Gene Expression Time Course Clustering with Countably Infinite Hidden Markov Models

Beal, Matthew, Krishnamurthy, Praveen

arXiv.org Machine Learning 

It is said that genes that cluster with similar expression-- that is, are co-expressed--serve similar functional roles in a process (see, for example, Eisen et al. 1998). Bioin-formaticians have more recently had access to sets of time-series measurements of genes' expression over the duration of an experiment, and have desired therefore to learn not just co-expression, but causal relationships that may help elucidate co-regulation as well.
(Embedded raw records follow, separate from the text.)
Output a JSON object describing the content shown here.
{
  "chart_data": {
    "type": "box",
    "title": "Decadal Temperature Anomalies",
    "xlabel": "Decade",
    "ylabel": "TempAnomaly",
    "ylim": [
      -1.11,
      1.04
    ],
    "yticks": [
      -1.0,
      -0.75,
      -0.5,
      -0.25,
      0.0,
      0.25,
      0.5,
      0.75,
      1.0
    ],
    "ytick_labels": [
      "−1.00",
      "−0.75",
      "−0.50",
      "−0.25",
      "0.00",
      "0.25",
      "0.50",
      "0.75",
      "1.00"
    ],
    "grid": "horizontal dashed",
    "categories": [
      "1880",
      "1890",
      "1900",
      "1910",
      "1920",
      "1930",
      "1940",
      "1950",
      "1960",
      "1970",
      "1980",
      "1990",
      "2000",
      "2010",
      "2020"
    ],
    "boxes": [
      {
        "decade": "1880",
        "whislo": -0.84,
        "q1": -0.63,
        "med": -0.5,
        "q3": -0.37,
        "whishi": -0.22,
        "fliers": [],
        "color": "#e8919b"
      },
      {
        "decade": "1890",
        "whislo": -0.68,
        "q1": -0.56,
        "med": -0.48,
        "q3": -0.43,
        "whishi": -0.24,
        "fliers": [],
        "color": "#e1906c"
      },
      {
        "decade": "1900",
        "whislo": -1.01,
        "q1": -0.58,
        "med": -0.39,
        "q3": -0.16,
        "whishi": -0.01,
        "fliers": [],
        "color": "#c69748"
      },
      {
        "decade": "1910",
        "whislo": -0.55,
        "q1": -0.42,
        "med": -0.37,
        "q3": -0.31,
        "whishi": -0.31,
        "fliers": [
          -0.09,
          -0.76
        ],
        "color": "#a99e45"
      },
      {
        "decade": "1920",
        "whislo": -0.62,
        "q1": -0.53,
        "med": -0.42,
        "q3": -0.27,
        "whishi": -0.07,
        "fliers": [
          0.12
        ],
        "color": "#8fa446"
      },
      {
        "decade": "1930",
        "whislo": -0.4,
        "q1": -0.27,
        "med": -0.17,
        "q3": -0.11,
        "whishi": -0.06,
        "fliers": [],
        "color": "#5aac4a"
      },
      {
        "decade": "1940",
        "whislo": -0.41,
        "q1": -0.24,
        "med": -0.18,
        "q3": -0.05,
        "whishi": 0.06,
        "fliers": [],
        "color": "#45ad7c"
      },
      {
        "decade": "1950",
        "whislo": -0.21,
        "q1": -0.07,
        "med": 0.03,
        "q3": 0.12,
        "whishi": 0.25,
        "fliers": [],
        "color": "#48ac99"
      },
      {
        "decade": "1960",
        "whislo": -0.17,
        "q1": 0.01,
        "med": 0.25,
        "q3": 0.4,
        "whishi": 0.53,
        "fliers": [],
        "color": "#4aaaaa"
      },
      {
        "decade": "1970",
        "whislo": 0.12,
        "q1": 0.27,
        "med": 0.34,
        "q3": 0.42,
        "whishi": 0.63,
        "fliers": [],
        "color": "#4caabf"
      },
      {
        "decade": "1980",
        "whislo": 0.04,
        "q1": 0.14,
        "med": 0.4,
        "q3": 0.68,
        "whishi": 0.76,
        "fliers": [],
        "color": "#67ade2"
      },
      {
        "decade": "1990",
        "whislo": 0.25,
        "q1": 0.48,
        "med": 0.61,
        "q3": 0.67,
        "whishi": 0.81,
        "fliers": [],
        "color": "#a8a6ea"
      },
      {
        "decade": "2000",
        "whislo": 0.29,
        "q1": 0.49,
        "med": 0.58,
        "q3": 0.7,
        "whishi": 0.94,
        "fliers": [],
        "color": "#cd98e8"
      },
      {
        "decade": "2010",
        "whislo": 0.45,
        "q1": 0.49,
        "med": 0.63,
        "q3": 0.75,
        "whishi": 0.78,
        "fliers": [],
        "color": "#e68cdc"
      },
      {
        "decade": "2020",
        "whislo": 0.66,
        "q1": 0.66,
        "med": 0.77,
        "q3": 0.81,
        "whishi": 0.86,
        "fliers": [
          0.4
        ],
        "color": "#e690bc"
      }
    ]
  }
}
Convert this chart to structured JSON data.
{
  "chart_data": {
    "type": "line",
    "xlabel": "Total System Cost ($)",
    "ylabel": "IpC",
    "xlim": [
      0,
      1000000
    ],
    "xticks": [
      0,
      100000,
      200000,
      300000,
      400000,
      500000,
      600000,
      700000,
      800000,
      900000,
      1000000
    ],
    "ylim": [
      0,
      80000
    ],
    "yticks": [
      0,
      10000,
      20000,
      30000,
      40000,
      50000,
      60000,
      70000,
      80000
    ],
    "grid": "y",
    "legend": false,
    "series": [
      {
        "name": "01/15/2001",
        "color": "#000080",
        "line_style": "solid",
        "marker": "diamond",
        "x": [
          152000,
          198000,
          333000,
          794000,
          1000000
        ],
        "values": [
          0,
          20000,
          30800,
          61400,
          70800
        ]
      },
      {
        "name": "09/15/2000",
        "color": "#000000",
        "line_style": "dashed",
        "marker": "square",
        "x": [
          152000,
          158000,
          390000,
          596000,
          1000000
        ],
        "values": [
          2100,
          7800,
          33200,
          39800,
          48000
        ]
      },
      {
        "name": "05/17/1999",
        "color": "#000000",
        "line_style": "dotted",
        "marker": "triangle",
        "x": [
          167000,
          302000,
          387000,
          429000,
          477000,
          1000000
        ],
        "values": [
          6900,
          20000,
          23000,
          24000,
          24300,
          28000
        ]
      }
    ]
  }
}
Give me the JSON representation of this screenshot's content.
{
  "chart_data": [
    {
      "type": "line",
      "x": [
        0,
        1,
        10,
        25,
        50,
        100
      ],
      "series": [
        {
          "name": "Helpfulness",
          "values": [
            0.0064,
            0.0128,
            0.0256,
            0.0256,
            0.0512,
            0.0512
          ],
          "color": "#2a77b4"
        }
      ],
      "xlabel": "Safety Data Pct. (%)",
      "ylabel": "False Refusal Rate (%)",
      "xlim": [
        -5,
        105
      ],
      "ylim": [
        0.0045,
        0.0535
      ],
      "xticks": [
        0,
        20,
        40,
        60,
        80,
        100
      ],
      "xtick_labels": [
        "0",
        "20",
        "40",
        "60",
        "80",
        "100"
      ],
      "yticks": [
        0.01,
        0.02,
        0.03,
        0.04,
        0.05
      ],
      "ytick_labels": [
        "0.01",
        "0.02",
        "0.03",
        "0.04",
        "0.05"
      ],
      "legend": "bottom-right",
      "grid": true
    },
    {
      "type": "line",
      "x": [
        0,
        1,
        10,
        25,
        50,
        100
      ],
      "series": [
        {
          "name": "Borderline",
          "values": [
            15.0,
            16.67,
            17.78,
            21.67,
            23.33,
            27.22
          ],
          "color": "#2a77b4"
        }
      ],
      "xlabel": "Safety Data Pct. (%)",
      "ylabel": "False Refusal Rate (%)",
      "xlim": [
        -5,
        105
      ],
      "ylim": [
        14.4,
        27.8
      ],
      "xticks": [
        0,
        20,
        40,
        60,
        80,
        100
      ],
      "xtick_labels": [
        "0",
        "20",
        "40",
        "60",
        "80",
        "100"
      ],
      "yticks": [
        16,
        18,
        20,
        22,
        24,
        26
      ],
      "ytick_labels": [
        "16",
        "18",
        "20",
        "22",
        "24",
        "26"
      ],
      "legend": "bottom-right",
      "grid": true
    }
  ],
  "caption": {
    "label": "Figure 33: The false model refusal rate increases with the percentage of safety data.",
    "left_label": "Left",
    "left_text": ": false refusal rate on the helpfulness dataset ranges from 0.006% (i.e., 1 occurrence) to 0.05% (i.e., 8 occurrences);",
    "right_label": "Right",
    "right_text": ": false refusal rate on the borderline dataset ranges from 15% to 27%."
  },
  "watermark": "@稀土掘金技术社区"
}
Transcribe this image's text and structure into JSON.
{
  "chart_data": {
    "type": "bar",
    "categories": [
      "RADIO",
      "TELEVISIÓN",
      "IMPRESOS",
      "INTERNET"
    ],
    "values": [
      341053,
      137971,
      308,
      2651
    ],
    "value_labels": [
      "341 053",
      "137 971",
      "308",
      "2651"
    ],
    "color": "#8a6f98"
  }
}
Two problematic issues hamper practical methods for clustering gene expression time course data: first, if deriving a model-based clustering metric, it is often unclear what the appropriate model complexity should be; second, the current clustering algorithms available cannot handle, and therefore disregard, the temporal information. This usually occurs when constructing a metric for the distance between any two such genes. The common practice for an experiment having T measurements of a gene's expression over time is to consider the expression as positioned in a T -dimensional space, and to perform (at worse spherical metric) clustering in that space. The result is that the clustering algorithm is invariant to arbitrary permutations of the time points, which is highly undesirable since we would like to take into account the correlations between all the genes' expression at nearby or adjacent time points.